When the Labor Department announces the September job-creation numbers on Friday, presidential candidates will pounce, hoping to find data to support their talking points on the economy.

For the past three months, the numbers have been favoring the incumbent Democratic Party. Candidate Hillary Clinton could point to a steady, low unemployment rate of 4.9 percent and average growth of 232,000 jobs per month, a robust pace.

But the September numbers might show the economy is slowing — giving Republican Donald Trump an opportunity to strengthen his closing argument.

The government will issue another jobs report before Election Day, but that one will hit Nov. 4. By that time, many early ballots already will have been cast for the Nov. 8 election. This week's report will be the one used for spinning a final narrative about job growth.

So what will it be?

Most economists are forecasting between 165,000 and 175,000 new jobs, down from July's hiring binge that created 275,000 jobs, but still a very good pace. In fact, many employers are struggling to fill the current 5.9 million openings, a record number.

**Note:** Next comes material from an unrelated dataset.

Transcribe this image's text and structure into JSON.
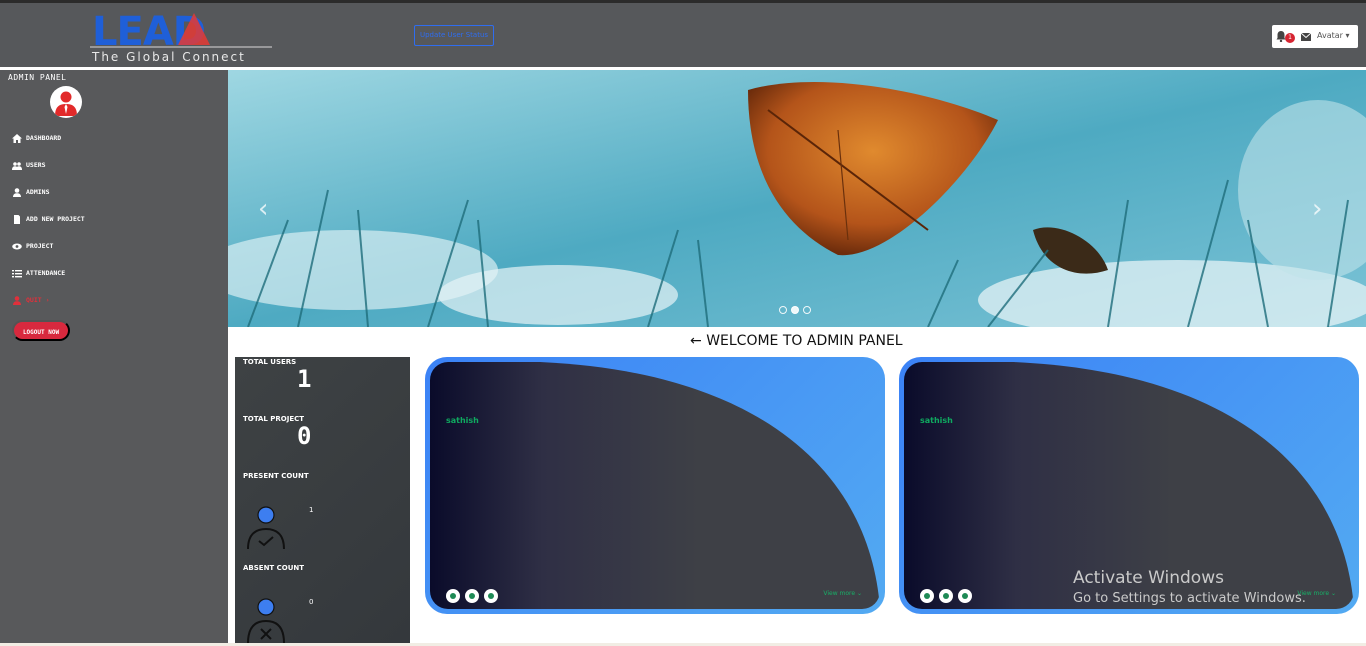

"Job growth has moderated in recent months, but only because the economy is finally returning to full employment," Mark Zandi, chief economist at Moody's Analytics, said in a statement.

But while forecasters are generally positive, the real numbers can always bring an "October surprise." The Labor Department rips open the envelope on Friday at 8:30 a.m. ET.

That moment of suspense can keep economists and investors holding their collective breath. But a new report suggests that monthly gyrations aside, the overall direction of the job market is quite clear and steady. It's down, down, down for people with low skills.

"Employment opportunities increasingly lie in jobs requiring higher-level social or analytical skills, while physical or manual skills are fading in importance," according to a new Pew Research Center report issued Thursday.

The study, done in association with the Markle Foundation, used government data. It concluded that the number of workers holding jobs requiring average to above-average education, training and experience increased 68 percent from 1980 to 2015. That was more than double the number of new jobs for people with low skills.